In any event, the question of informed consent is attached to the requirement of wrongfulness in the Aquilian action. Negligence on the part of a surgeon will be wrongful if the patient did not give informed consent. As negligence is still a requirement, where no negligence has been proved, as in the present case, the question of wrongfulness does not arise.[8]
[45] Since no negligence on the part of the defendant’s employees could be established, the plaintiff’s claim cannot succeed. Consequently, the following order is made:
The plaintiff’s action against the defendant is dismissed with costs.
____________________
E REVELAS
Judge of the High Court
Appearances:
For the plaintiff: Adv D Niekerk instructed by Swarts Attorneys, Port Elizabeth
For the defendant: Adv B Pretorius instructed by State Attorney, Port Elizabeth
Date delivered: 13 December 2016
[1] Michael and Another v Linksfield Park Clinic (Pty) Ltd and Another 2001 (3) SA 1188 (SCA) paras 36 and 37. Louwrens v Oldwage 2006 (2) 161 (SCA) para 27.
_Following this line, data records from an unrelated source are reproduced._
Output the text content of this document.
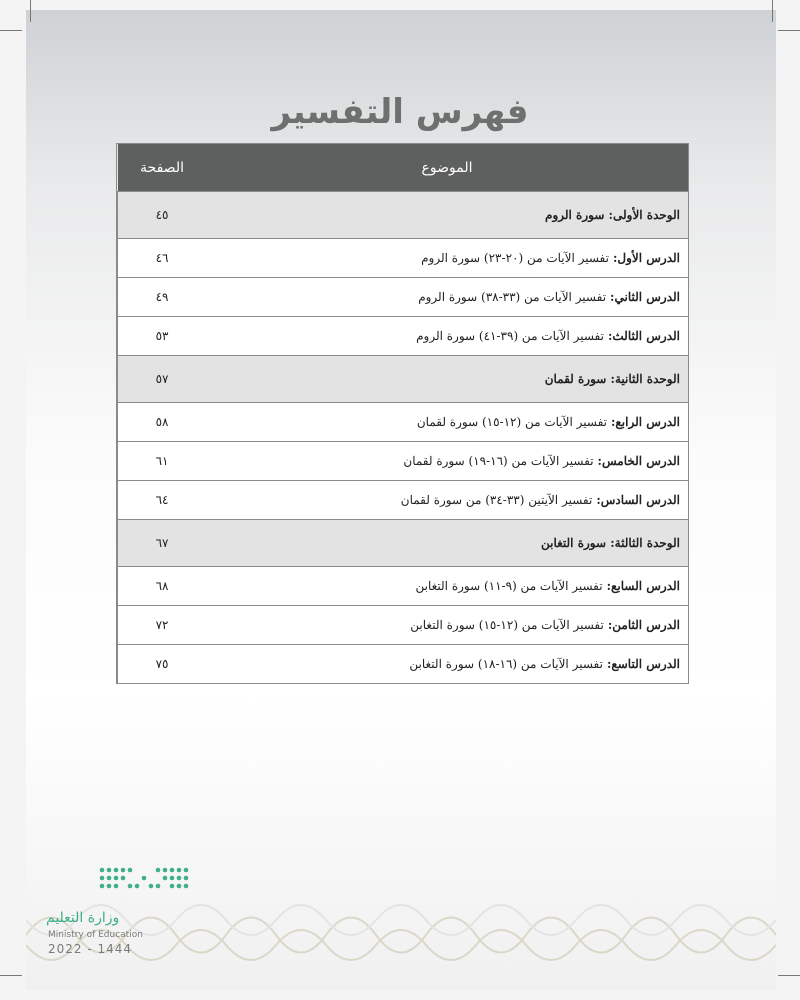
فهرس التفسير
الموضوع
الصفحة
الوحدة الأولى: سورة الروم
٤٥
الدرس الأول:
تفسير الآيات من (٢٠-٢٣) سورة الروم
٤٦
الدرس الثاني:
تفسير الآيات من (٣٣-٣٨) سورة الروم
٤٩
الدرس الثالث:
تفسير الآيات من (٣٩-٤١) سورة الروم
٥٣
الوحدة الثانية: سورة لقمان
٥٧
الدرس الرابع:
تفسير الآيات من (١٢-١٥) سورة لقمان
٥٨
الدرس الخامس:
تفسير الآيات من (١٦-١٩) سورة لقمان
٦١
الدرس السادس:
تفسير الآيتين (٣٣-٣٤) من سورة لقمان
٦٤
الوحدة الثالثة: سورة التغابن
٦٧
الدرس السابع:
تفسير الآيات من (٩-١١) سورة التغابن
٦٨
الدرس الثامن:
تفسير الآيات من (١٢-١٥) سورة التغابن
٧٢
الدرس التاسع:
تفسير الآيات من (١٦-١٨) سورة التغابن
٧٥
وزارة التعليم
Ministry of Education
2022 - 1444
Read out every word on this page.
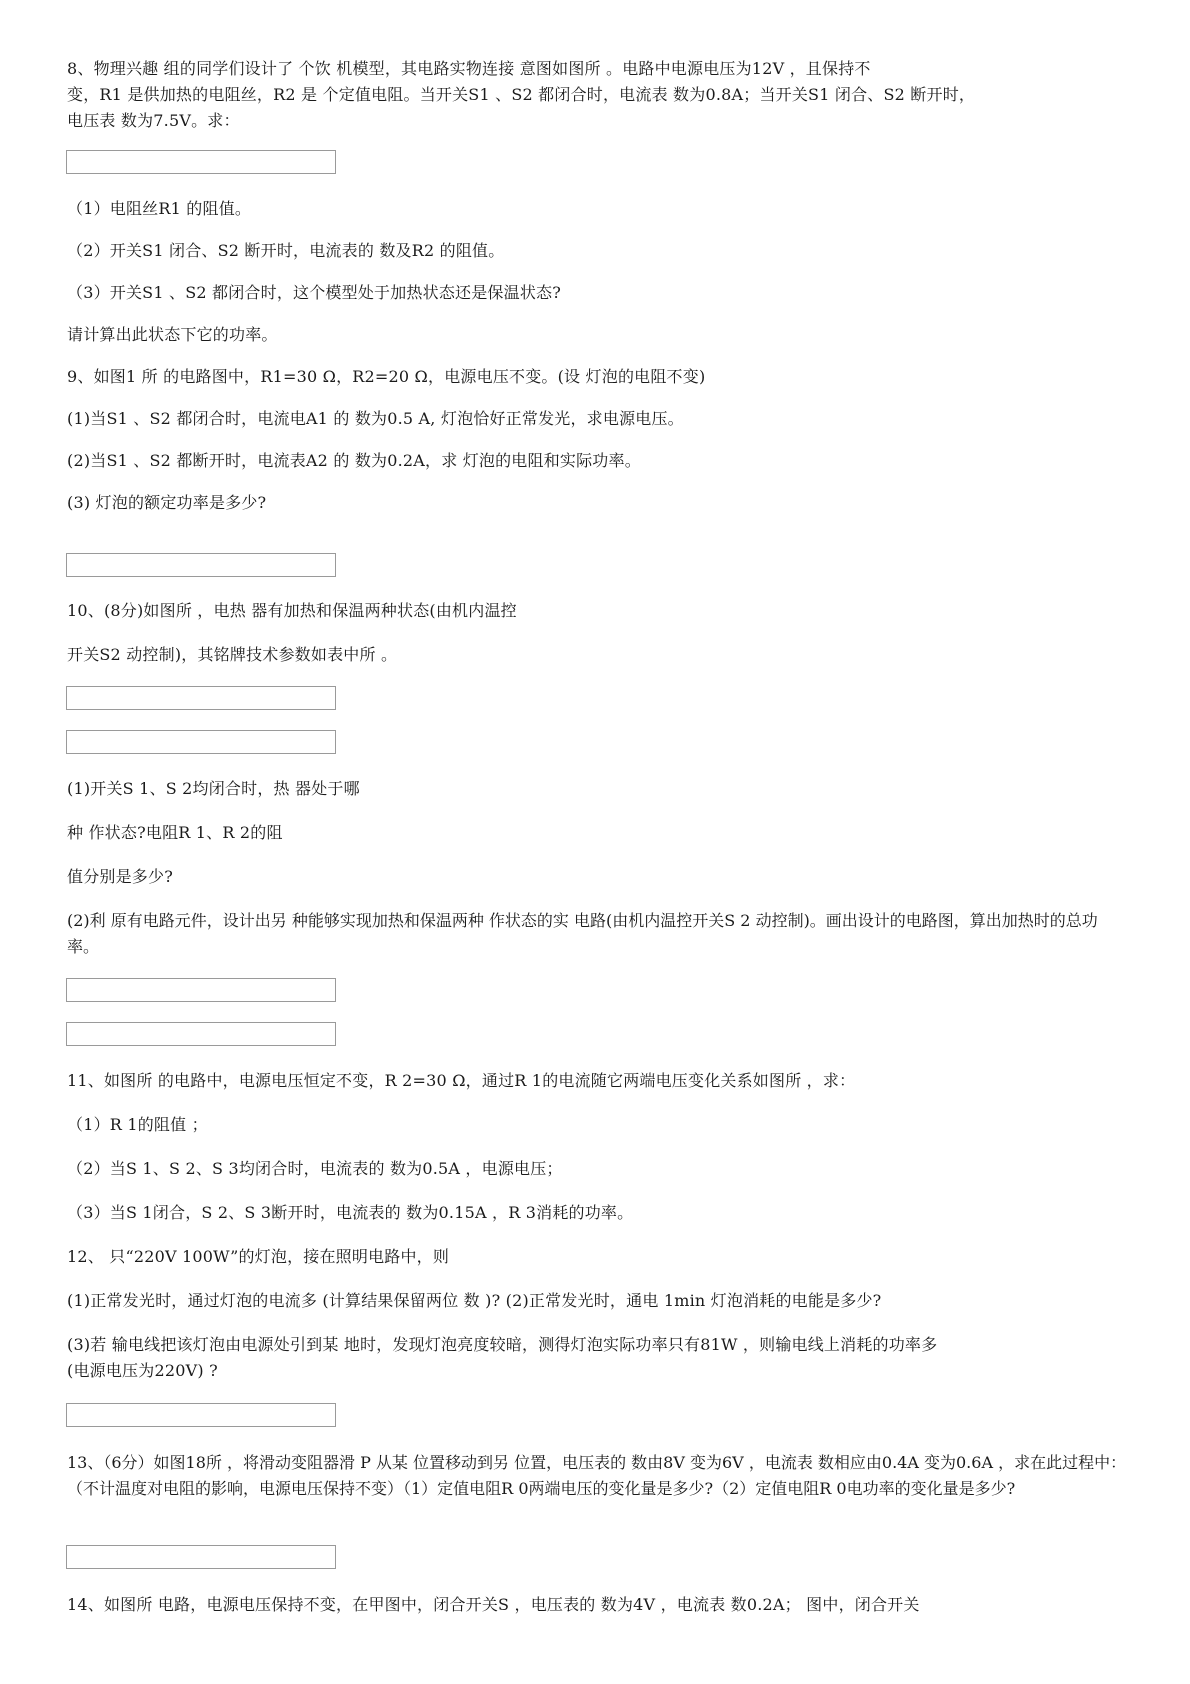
8、物理兴趣 组的同学们设计了 个饮 机模型，其电路实物连接 意图如图所 。电路中电源电压为12V ，且保持不
变，R1 是供加热的电阻丝，R2 是 个定值电阻。当开关S1 、S2 都闭合时，电流表 数为0.8A；当开关S1 闭合、S2 断开时，
电压表 数为7.5V。求：
（1）电阻丝R1 的阻值。
（2）开关S1 闭合、S2 断开时，电流表的 数及R2 的阻值。
（3）开关S1 、S2 都闭合时，这个模型处于加热状态还是保温状态?
请计算出此状态下它的功率。
9、如图1 所 的电路图中，R1=30 Ω，R2=20 Ω，电源电压不变。(设 灯泡的电阻不变)
(1)当S1 、S2 都闭合时，电流电A1 的 数为0.5 A, 灯泡恰好正常发光，求电源电压。
(2)当S1 、S2 都断开时，电流表A2 的 数为0.2A，求 灯泡的电阻和实际功率。
(3) 灯泡的额定功率是多少?
10、(8分)如图所 ，电热 器有加热和保温两种状态(由机内温控
开关S2 动控制)，其铭牌技术参数如表中所 。
(1)开关S 1、S 2均闭合时，热 器处于哪
种 作状态?电阻R 1、R 2的阻
值分别是多少?
(2)利 原有电路元件，设计出另 种能够实现加热和保温两种 作状态的实 电路(由机内温控开关S 2 动控制)。画出设计的电路图，算出加热时的总功率。
11、如图所 的电路中，电源电压恒定不变，R 2=30 Ω，通过R 1的电流随它两端电压变化关系如图所 ，求：
（1）R 1的阻值 ；
（2）当S 1、S 2、S 3均闭合时，电流表的 数为0.5A ，电源电压；
（3）当S 1闭合，S 2、S 3断开时，电流表的 数为0.15A ，R 3消耗的功率。
12、 只“220V 100W”的灯泡，接在照明电路中，则
(1)正常发光时，通过灯泡的电流多 (计算结果保留两位 数 )? (2)正常发光时，通电 1min 灯泡消耗的电能是多少?
(3)若 输电线把该灯泡由电源处引到某 地时，发现灯泡亮度较暗，测得灯泡实际功率只有81W ，则输电线上消耗的功率多
(电源电压为220V) ?
13、（6分）如图18所 ，将滑动变阻器滑 P 从某 位置移动到另 位置，电压表的 数由8V 变为6V ，电流表 数相应由0.4A 变为0.6A ，求在此过程中：（不计温度对电阻的影响，电源电压保持不变）（1）定值电阻R 0两端电压的变化量是多少?（2）定值电阻R 0电功率的变化量是多少?
14、如图所 电路，电源电压保持不变，在甲图中，闭合开关S ，电压表的 数为4V ，电流表 数0.2A； 图中，闭合开关
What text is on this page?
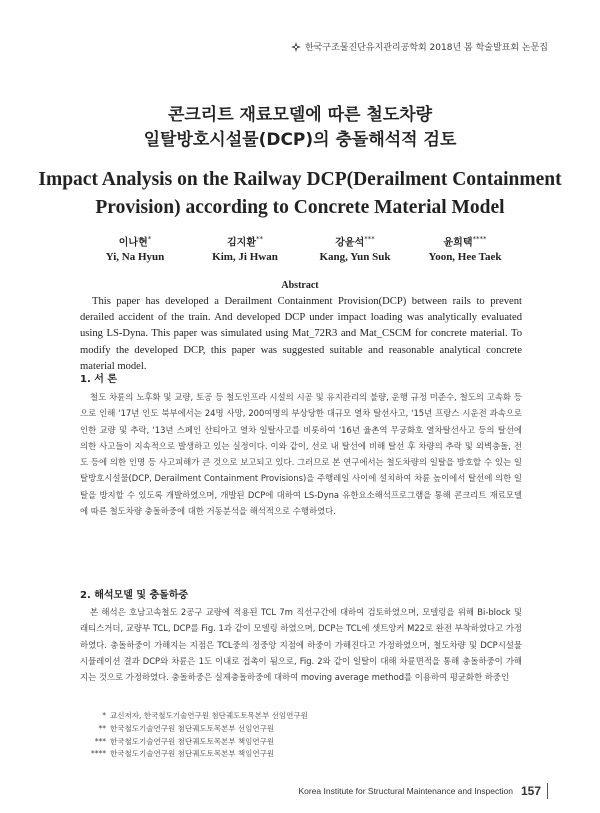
한국구조물진단유지관리공학회 2018년 봄 학술발표회 논문집
콘크리트 재료모델에 따른 철도차량
일탈방호시설물(DCP)의 충돌해석적 검토
Impact Analysis on the Railway DCP(Derailment Containment
Provision) according to Concrete Material Model
이나현*
Yi, Na Hyun
김지환**
Kim, Ji Hwan
강윤석***
Kang, Yun Suk
윤희택****
Yoon, Hee Taek
Abstract
This paper has developed a Derailment Containment Provision(DCP) between rails to prevent derailed accident of the train. And developed DCP under impact loading was analytically evaluated using LS-Dyna. This paper was simulated using Mat_72R3 and Mat_CSCM for concrete material. To modify the developed DCP, this paper was suggested suitable and reasonable analytical concrete material model.
1. 서 론
철도 차륜의 노후화 및 교량, 토공 등 철도인프라 시설의 시공 및 유지관리의 불량, 운행 규정 미준수, 철도의 고속화 등으로 인해 '17년 인도 북부에서는 24명 사망, 200여명의 부상당한 대규모 열차 탈선사고, '15년 프랑스 시운전 과속으로 인한 교량 및 추락, '13년 스페인 산티아고 열차 일탈사고를 비롯하여 '16년 율촌역 무궁화호 열차탈선사고 등의 탈선에 의한 사고들이 지속적으로 발생하고 있는 실정이다. 이와 같이, 선로 내 탈선에 비해 탈선 후 차량의 추락 및 외벽충돌, 전도 등에 의한 인명 등 사고피해가 큰 것으로 보고되고 있다. 그러므로 본 연구에서는 철도차량의 일탈을 방호할 수 있는 일탈방호시설물(DCP, Derailment Containment Provisions)을 주행레일 사이에 설치하여 차륜 높이에서 탈선에 의한 일탈을 방지할 수 있도록 개발하였으며, 개발된 DCP에 대하여 LS-Dyna 유한요소해석프로그램을 통해 콘크리트 재료모델에 따른 철도차량 충돌하중에 대한 거동분석을 해석적으로 수행하였다.
2. 해석모델 및 충돌하중
본 해석은 호남고속철도 2공구 교량에 적용된 TCL 7m 직선구간에 대하여 검토하였으며, 모델링을 위해 Bi-block 및 래티스거더, 교량부 TCL, DCP를 Fig. 1과 같이 모델링 하였으며, DCP는 TCL에 셋트앙커 M22로 완전 부착하였다고 가정하였다. 충돌하중이 가해지는 지점은 TCL중의 정중앙 지점에 하중이 가해진다고 가정하였으며, 철도차량 및 DCP시설물 시뮬레이션 결과 DCP와 차륜은 1도 이내로 접촉이 됨으로, Fig. 2와 같이 일탈이 대해 차륜면적을 통해 충돌하중이 가해지는 것으로 가정하였다. 충돌하중은 실제충돌하중에 대하여 moving average method를 이용하여 평균화한 하중인
* 교신저자, 한국철도기술연구원 첨단궤도토목본부 선임연구원
** 한국철도기술연구원 첨단궤도토목본부 선임연구원
*** 한국철도기술연구원 첨단궤도토목본부 책임연구원
**** 한국철도기술연구원 첨단궤도토목본부 책임연구원
Korea Institute for Structural Maintenance and Inspection 157
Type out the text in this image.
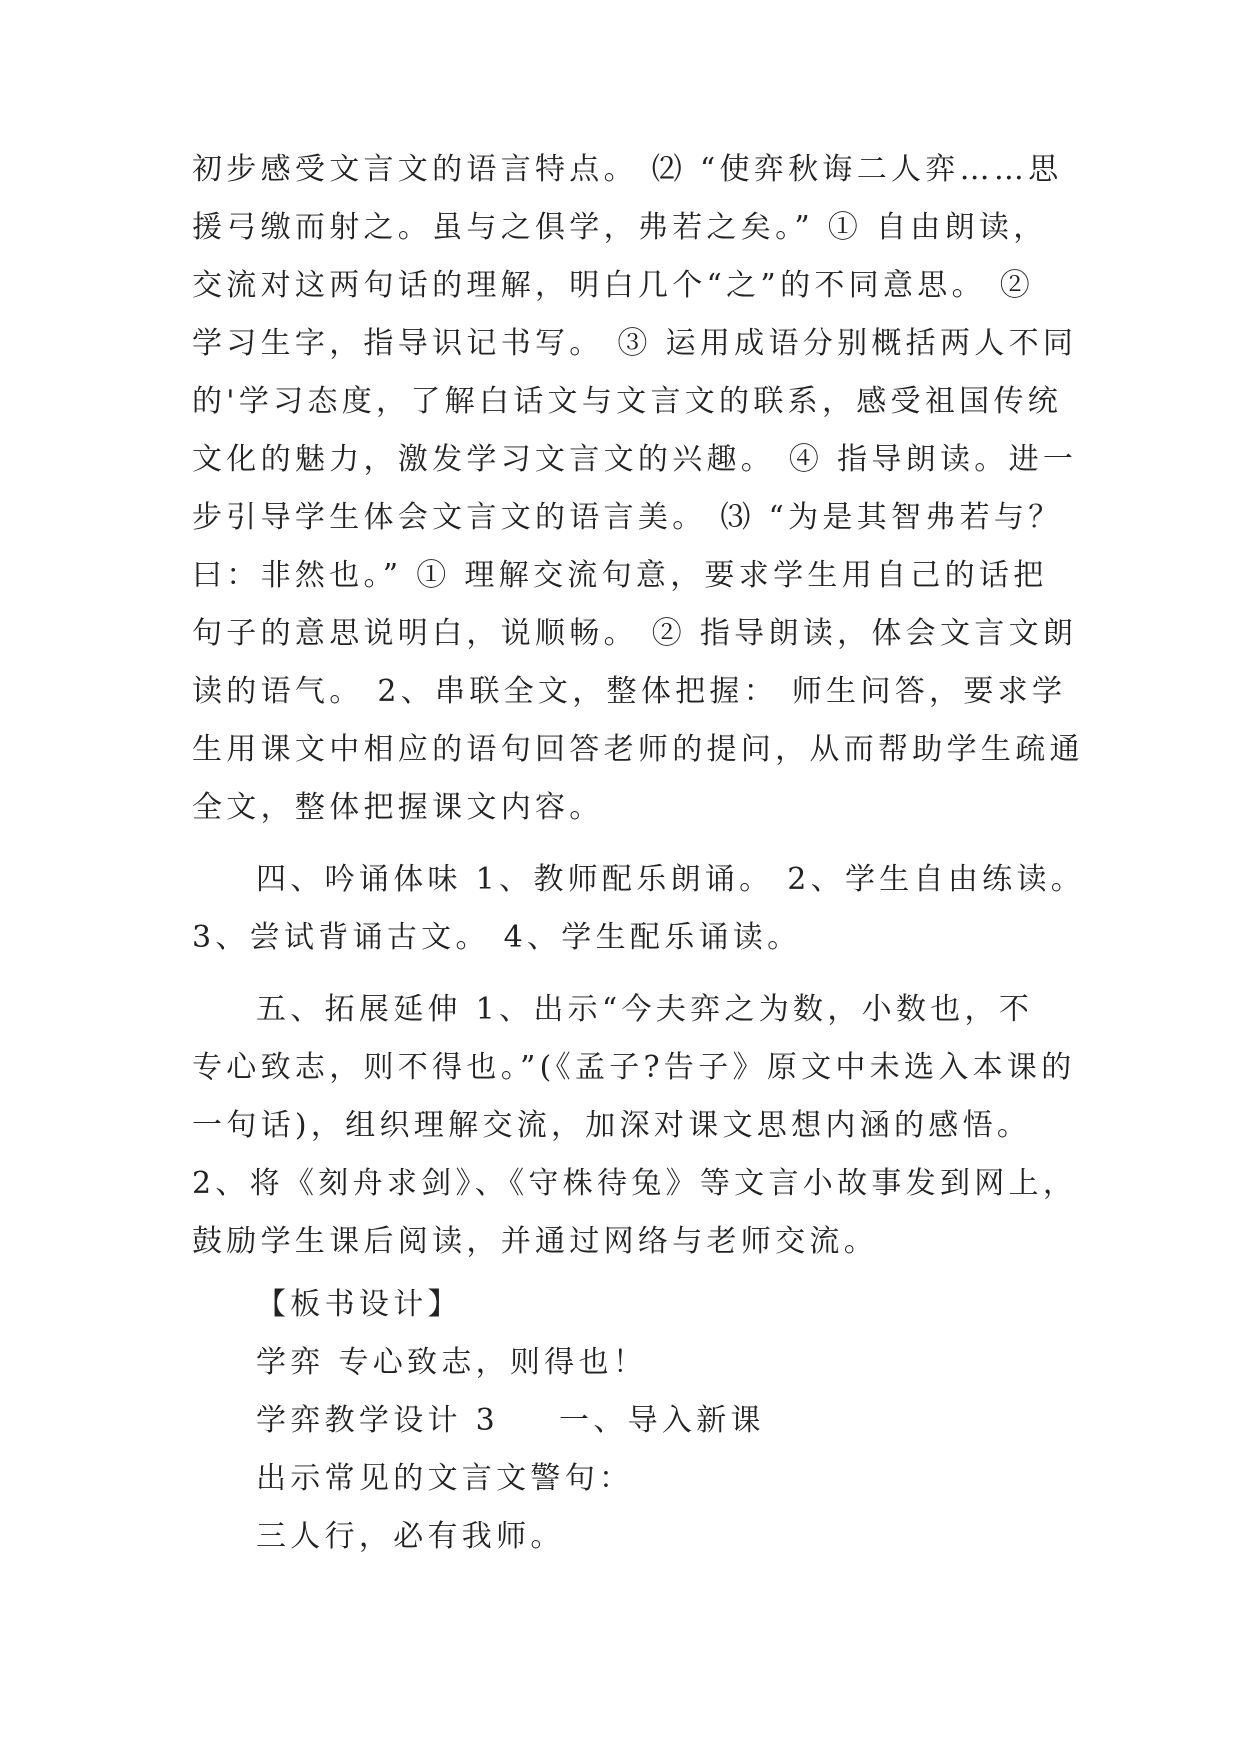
初步感受文言文的语言特点。 ⑵ “使弈秋诲二人弈……思
援弓缴而射之。虽与之俱学，弗若之矣。” ① 自由朗读，
交流对这两句话的理解，明白几个“之”的不同意思。 ②
学习生字，指导识记书写。 ③ 运用成语分别概括两人不同
的'学习态度，了解白话文与文言文的联系，感受祖国传统
文化的魅力，激发学习文言文的兴趣。 ④ 指导朗读。进一
步引导学生体会文言文的语言美。 ⑶ “为是其智弗若与？
曰：非然也。” ① 理解交流句意，要求学生用自己的话把
句子的意思说明白，说顺畅。 ② 指导朗读，体会文言文朗
读的语气。 2、串联全文，整体把握： 师生问答，要求学
生用课文中相应的语句回答老师的提问，从而帮助学生疏通
全文，整体把握课文内容。
四、吟诵体味 1、教师配乐朗诵。 2、学生自由练读。
3、尝试背诵古文。 4、学生配乐诵读。
五、拓展延伸 1、出示“今夫弈之为数，小数也，不
专心致志，则不得也。”(《孟子?告子》原文中未选入本课的
一句话)，组织理解交流，加深对课文思想内涵的感悟。
2、将《刻舟求剑》、《守株待兔》等文言小故事发到网上，
鼓励学生课后阅读，并通过网络与老师交流。
【板书设计】
学弈 专心致志，则得也！
学弈教学设计 3 一、导入新课
出示常见的文言文警句：
三人行，必有我师。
[2] 2015 (1) SA 241 (SCA) at 243 para 5.
[3] Brink Diesel Cape v O J Fishing (Pty) Ltd (unreported WCD appeal decision, Case No. A584/08) at para 20.
[4] 1914 AD 519 at 525
[5] 2013 (5) SA 437 SCA at para 15 – 17.
[6] At 243, para 5.
[7] At 244, para 7.
[8] Castell v De Greef 1994 (4) SA 408 (C) at 426 D – H.